彼らに勝てとは言ったが、勝つことは期待していない。要は、一番時間がかかる手段になりさえすれば良いのだ。
が、予測不能な行動は理解しなければ命を拾うことはできない。
「次回での勝利を依頼していたはずだが?」
今も声援に応えるように、手を高く突き出している男へと、今回の真意を問いかける。
本当に無理やり連れて来られたのか疑いたくなる。
「ん? ああ、そりゃお前あんな漢見せられたら黙ってるだけなんて、みっともないからな!」
なるほど。
今後は個人の性格を、計算に入れる必要があると理解した。
他二人も声援に後押しされ、集まってきた。
「よし、お前ら! 次も楽々勝ってここからオサラバしようぜ! ただ、俺はさっきので手が震えて全力出せるのはあと一回くらいだ」
そう言って震える両手を掲げる。
「で、だ。 お前は金属操作、お前は土操作。

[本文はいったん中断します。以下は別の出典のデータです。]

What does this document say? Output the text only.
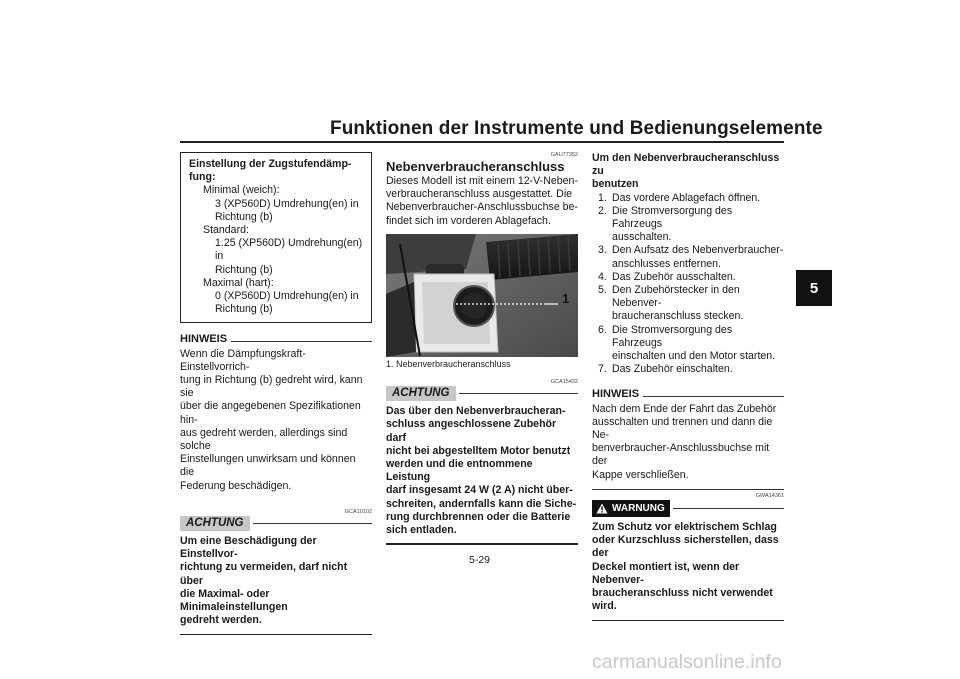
Funktionen der Instrumente und Bedienungselemente
5
Einstellung der Zugstufendämp-
fung:
Minimal (weich):
3 (XP560D) Umdrehung(en) in
Richtung (b)
Standard:
1.25 (XP560D) Umdrehung(en) in
Richtung (b)
Maximal (hart):
0 (XP560D) Umdrehung(en) in
Richtung (b)
HINWEIS
Wenn die Dämpfungskraft-Einstellvorrich-
tung in Richtung (b) gedreht wird, kann sie
über die angegebenen Spezifikationen hin-
aus gedreht werden, allerdings sind solche
Einstellungen unwirksam und können die
Federung beschädigen.
GCA10102
ACHTUNG
Um eine Beschädigung der Einstellvor-
richtung zu vermeiden, darf nicht über
die Maximal- oder Minimaleinstellungen
gedreht werden.
GAU77352
Nebenverbraucheranschluss
Dieses Modell ist mit einem 12-V-Neben-
verbraucheranschluss ausgestattet. Die
Nebenverbraucher-Anschlussbuchse be-
findet sich im vorderen Ablagefach.
1
1. Nebenverbraucheranschluss
GCA15432
ACHTUNG
Das über den Nebenverbraucheran-
schluss angeschlossene Zubehör darf
nicht bei abgestelltem Motor benutzt
werden und die entnommene Leistung
darf insgesamt 24 W (2 A) nicht über-
schreiten, andernfalls kann die Siche-
rung durchbrennen oder die Batterie
sich entladen.
Um den Nebenverbraucheranschluss zu
benutzen
1. Das vordere Ablagefach öffnen.
2. Die Stromversorgung des Fahrzeugs
ausschalten.
3. Den Aufsatz des Nebenverbraucher-
anschlusses entfernen.
4. Das Zubehör ausschalten.
5. Den Zubehörstecker in den Nebenver-
braucheranschluss stecken.
6. Die Stromversorgung des Fahrzeugs
einschalten und den Motor starten.
7. Das Zubehör einschalten.
HINWEIS
Nach dem Ende der Fahrt das Zubehör
ausschalten und trennen und dann die Ne-
benverbraucher-Anschlussbuchse mit der
Kappe verschließen.
GWA14361
WARNUNG
Zum Schutz vor elektrischem Schlag
oder Kurzschluss sicherstellen, dass der
Deckel montiert ist, wenn der Nebenver-
braucheranschluss nicht verwendet
wird.
5-29
carmanualsonline.info
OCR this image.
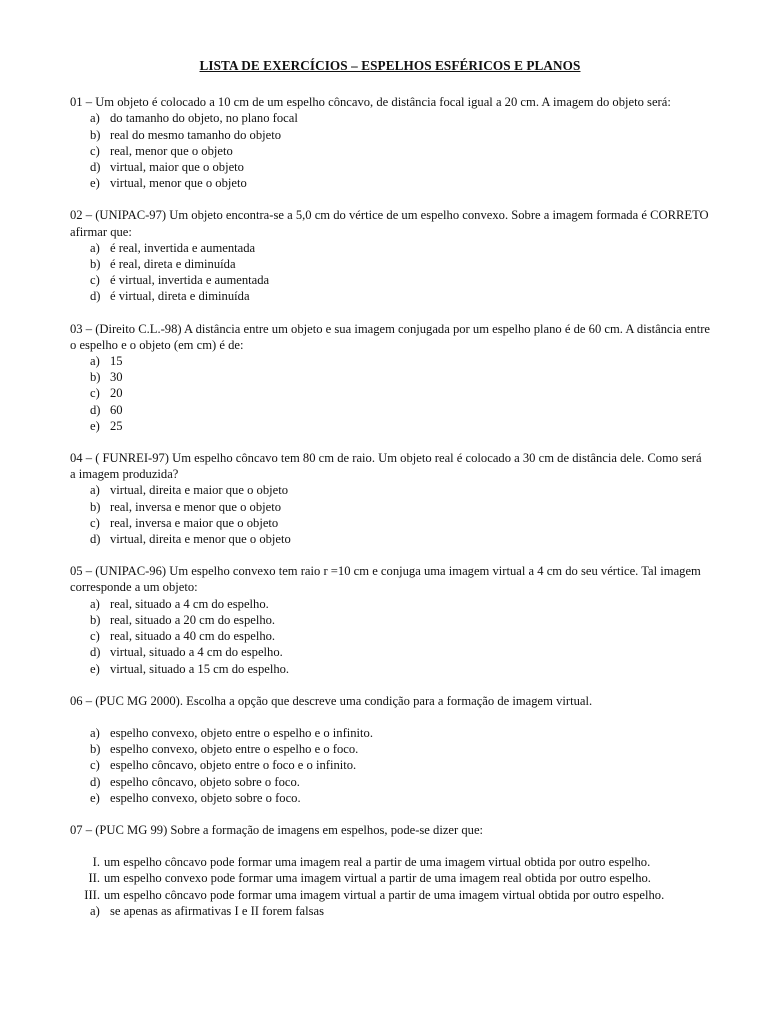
LISTA DE EXERCÍCIOS – ESPELHOS ESFÉRICOS E PLANOS

01 – Um objeto é colocado a 10 cm de um espelho côncavo, de distância focal igual a 20 cm. A imagem do objeto será:

a) do tamanho do objeto, no plano focal
b) real do mesmo tamanho do objeto
c) real, menor que o objeto
d) virtual, maior que o objeto
e) virtual, menor que o objeto

02 – (UNIPAC-97) Um objeto encontra-se a 5,0 cm do vértice de um espelho convexo. Sobre a imagem formada é CORRETO afirmar que:

a) é real, invertida e aumentada
b) é real, direta e diminuída
c) é virtual, invertida e aumentada
d) é virtual, direta e diminuída

03 – (Direito C.L.-98) A distância entre um objeto e sua imagem conjugada por um espelho plano é de 60 cm. A distância entre o espelho e o objeto (em cm) é de:

a) 15
b) 30
c) 20
d) 60
e) 25

04 – ( FUNREI-97) Um espelho côncavo tem 80 cm de raio. Um objeto real é colocado a 30 cm de distância dele. Como será a imagem produzida?

a) virtual, direita e maior que o objeto
b) real, inversa e menor que o objeto
c) real, inversa e maior que o objeto
d) virtual, direita e menor que o objeto

05 – (UNIPAC-96) Um espelho convexo tem raio r =10 cm e conjuga uma imagem virtual a 4 cm do seu vértice. Tal imagem corresponde a um objeto:

a) real, situado a 4 cm do espelho.
b) real, situado a 20 cm do espelho.
c) real, situado a 40 cm do espelho.
d) virtual, situado a 4 cm do espelho.
e) virtual, situado a 15 cm do espelho.

06 – (PUC MG 2000). Escolha a opção que descreve uma condição para a formação de imagem virtual.

a) espelho convexo, objeto entre o espelho e o infinito.
b) espelho convexo, objeto entre o espelho e o foco.
c) espelho côncavo, objeto entre o foco e o infinito.
d) espelho côncavo, objeto sobre o foco.
e) espelho convexo, objeto sobre o foco.

07 – (PUC MG 99) Sobre a formação de imagens em espelhos, pode-se dizer que:

I. um espelho côncavo pode formar uma imagem real a partir de uma imagem virtual obtida por outro espelho.
II. um espelho convexo pode formar uma imagem virtual a partir de uma imagem real obtida por outro espelho.
III. um espelho côncavo pode formar uma imagem virtual a partir de uma imagem virtual obtida por outro espelho.
a) se apenas as afirmativas I e II forem falsas
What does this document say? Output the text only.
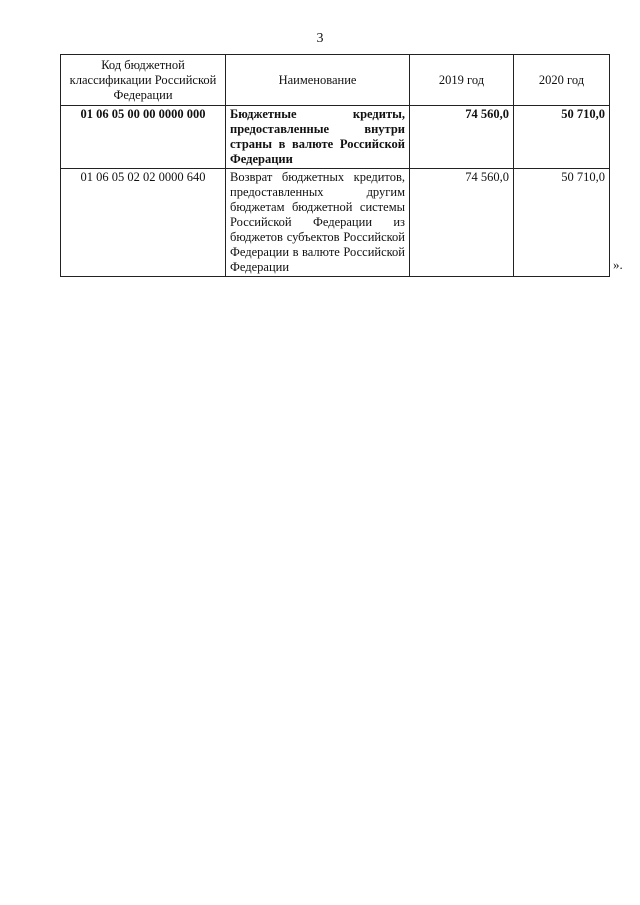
3
Код бюджетной классификации Российской Федерации	Наименование	2019 год	2020 год
01 06 05 00 00 0000 000	Бюджетные кредиты, предоставленные внутри страны в валюте Российской Федерации	74 560,0	50 710,0
01 06 05 02 02 0000 640	Возврат бюджетных кредитов, предоставленных другим бюджетам бюджетной системы Российской Федерации из бюджетов субъектов Российской Федерации в валюте Российской Федерации	74 560,0	50 710,0
».
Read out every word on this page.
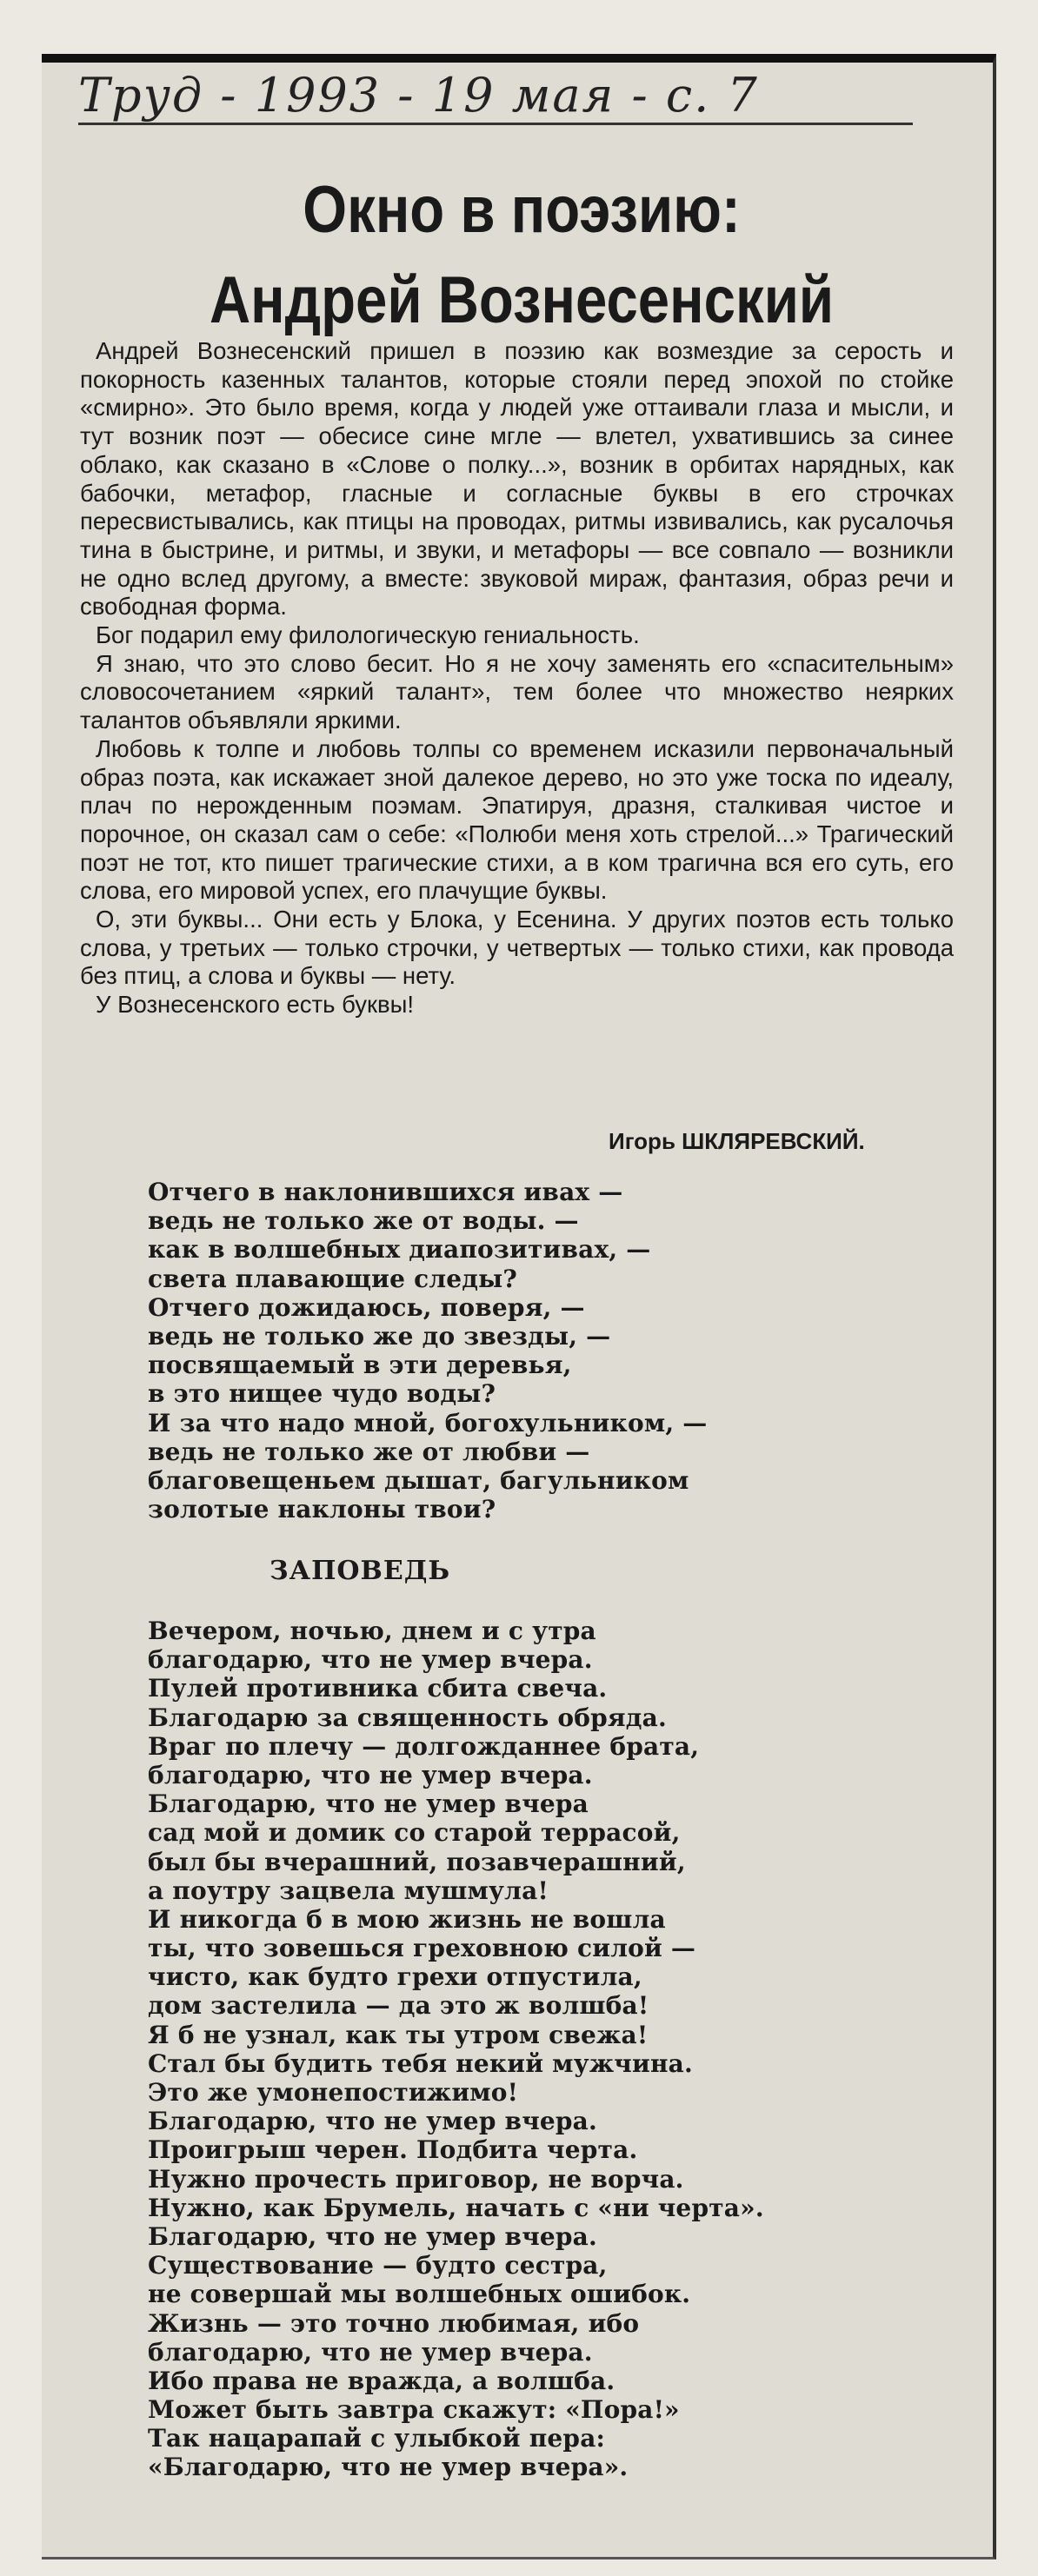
Труд - 1993 - 19 мая - с. 7
Окно в поэзию:
Андрей Вознесенский

Андрей Вознесенский пришел в поэзию как возмездие за серость и покорность казенных талантов, которые стояли перед эпохой по стойке «смирно». Это было время, когда у людей уже оттаивали глаза и мысли, и тут возник поэт — обесисе сине мгле — влетел, ухватившись за синее облако, как сказано в «Слове о полку...», возник в орбитах нарядных, как бабочки, метафор, гласные и согласные буквы в его строчках пересвистывались, как птицы на проводах, ритмы извивались, как русалочья тина в быстрине, и ритмы, и звуки, и метафоры — все совпало — возникли не одно вслед другому, а вместе: звуковой мираж, фантазия, образ речи и свободная форма.

Бог подарил ему филологическую гениальность.

Я знаю, что это слово бесит. Но я не хочу заменять его «спасительным» словосочетанием «яркий талант», тем более что множество неярких талантов объявляли яркими.

Любовь к толпе и любовь толпы со временем исказили первоначальный образ поэта, как искажает зной далекое дерево, но это уже тоска по идеалу, плач по нерожденным поэмам. Эпатируя, дразня, сталкивая чистое и порочное, он сказал сам о себе: «Полюби меня хоть стрелой...» Трагический поэт не тот, кто пишет трагические стихи, а в ком трагична вся его суть, его слова, его мировой успех, его плачущие буквы.

О, эти буквы... Они есть у Блока, у Есенина. У других поэтов есть только слова, у третьих — только строчки, у четвертых — только стихи, как провода без птиц, а слова и буквы — нету.

У Вознесенского есть буквы!

Игорь ШКЛЯРЕВСКИЙ.
Отчего в наклонившихся ивах —
ведь не только же от воды. —
как в волшебных диапозитивах, —
света плавающие следы?
Отчего дожидаюсь, поверя, —
ведь не только же до звезды, —
посвящаемый в эти деревья,
в это нищее чудо воды?
И за что надо мной, богохульником, —
ведь не только же от любви —
благовещеньем дышат, багульником
золотые наклоны твои?
ЗАПОВЕДЬ
Вечером, ночью, днем и с утра
благодарю, что не умер вчера.
Пулей противника сбита свеча.
Благодарю за священность обряда.
Враг по плечу — долгожданнее брата,
благодарю, что не умер вчера.
Благодарю, что не умер вчера
сад мой и домик со старой террасой,
был бы вчерашний, позавчерашний,
а поутру зацвела мушмула!
И никогда б в мою жизнь не вошла
ты, что зовешься греховною силой —
чисто, как будто грехи отпустила,
дом застелила — да это ж волшба!
Я б не узнал, как ты утром свежа!
Стал бы будить тебя некий мужчина.
Это же умонепостижимо!
Благодарю, что не умер вчера.
Проигрыш черен. Подбита черта.
Нужно прочесть приговор, не ворча.
Нужно, как Брумель, начать с «ни черта».
Благодарю, что не умер вчера.
Существование — будто сестра,
не совершай мы волшебных ошибок.
Жизнь — это точно любимая, ибо
благодарю, что не умер вчера.
Ибо права не вражда, а волшба.
Может быть завтра скажут: «Пора!»
Так нацарапай с улыбкой пера:
«Благодарю, что не умер вчера».
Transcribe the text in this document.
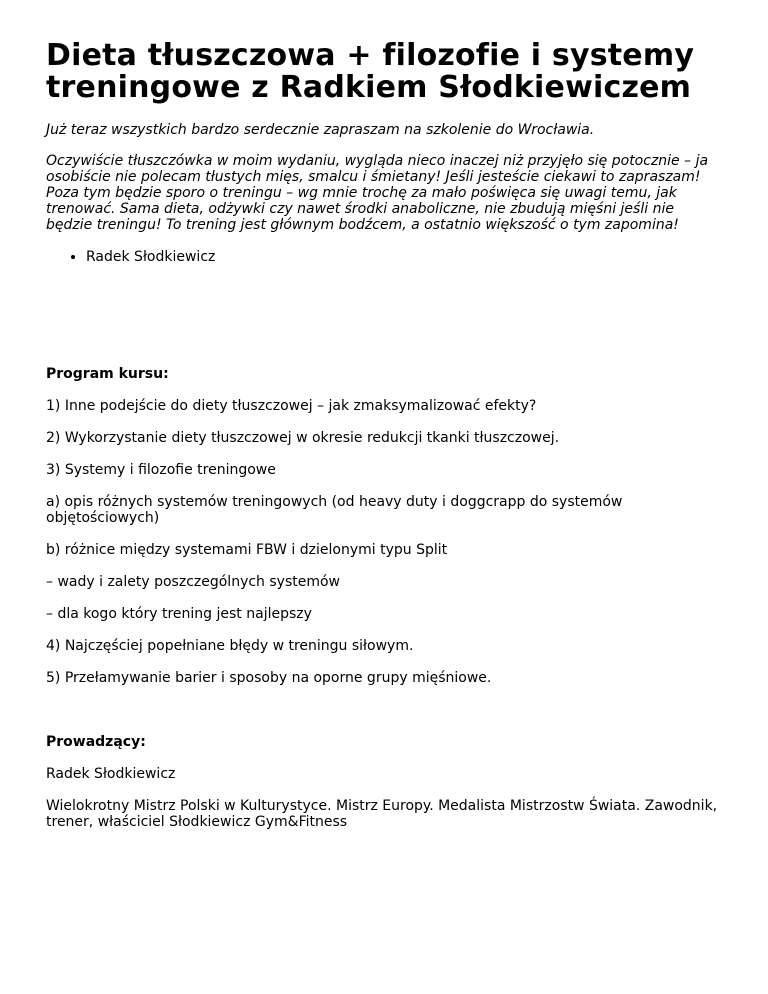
Dieta tłuszczowa + filozofie i systemy treningowe z Radkiem Słodkiewiczem

Już teraz wszystkich bardzo serdecznie zapraszam na szkolenie do Wrocławia.

Oczywiście tłuszczówka w moim wydaniu, wygląda nieco inaczej niż przyjęło się potocznie – ja osobiście nie polecam tłustych mięs, smalcu i śmietany! Jeśli jesteście ciekawi to zapraszam! Poza tym będzie sporo o treningu – wg mnie trochę za mało poświęca się uwagi temu, jak trenować. Sama dieta, odżywki czy nawet środki anaboliczne, nie zbudują mięśni jeśli nie będzie treningu! To trening jest głównym bodźcem, a ostatnio większość o tym zapomina!

• Radek Słodkiewicz

Program kursu:

1) Inne podejście do diety tłuszczowej – jak zmaksymalizować efekty?

2) Wykorzystanie diety tłuszczowej w okresie redukcji tkanki tłuszczowej.

3) Systemy i filozofie treningowe

a) opis różnych systemów treningowych (od heavy duty i doggcrapp do systemów objętościowych)

b) różnice między systemami FBW i dzielonymi typu Split

– wady i zalety poszczególnych systemów

– dla kogo który trening jest najlepszy

4) Najczęściej popełniane błędy w treningu siłowym.

5) Przełamywanie barier i sposoby na oporne grupy mięśniowe.

Prowadzący:

Radek Słodkiewicz

Wielokrotny Mistrz Polski w Kulturystyce. Mistrz Europy. Medalista Mistrzostw Świata. Zawodnik, trener, właściciel Słodkiewicz Gym&Fitness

ヒョロガリは重心操作、そんな感じの祝福だよな? 土壁作って、その内側から武器手繰り寄せて投げてチマチマ削る。そんな戦法がいいと思うんだが、どうだ? ヒョロガリは……笑いでも取っとけ」
遅れて来た二人は顔を見合わせる。
「戦い方はそれでいいけど、誓術の件といい、何で祝福まで知ってんだよ」
「失職したからバラすが……便利な奴を使えたら、その分俺が楽になるだろ? だから普段から血眼で見てんのさ。そういやアンタも微妙に祝福使ってただろ? 防御系か」
……驚いた。私のことまで見抜くとは。
彼を王国騎士団に推薦しても良いかもしれない。
「そう睨むなって! ともかくまずは土壁作ってくれ」
自白によって微妙になった空気など知る由もなく、ドルバン王子が休憩の終わりを告げる。
『準備が整ったようだ。賭けは締め切るが、遅れた間抜けはいないか? 次の戦いでは新しい挑戦者の顔を拝めるといいな』
我々の入場位置の向かい側にあった鉄格子から、空印筐が投げ込まれる。
リゼルファ隊士が見てくれていることを願う。
『それでは第二回戦開始だ! 存分に足掻いてくれたまえ!』
その掛け声に合わせて、空印筐に矢が射られる。
割れた空印筐は黒い煙を吐き、そこから浮かぶように現れたのは――人間の皮で作られたかのような大きな球体だった。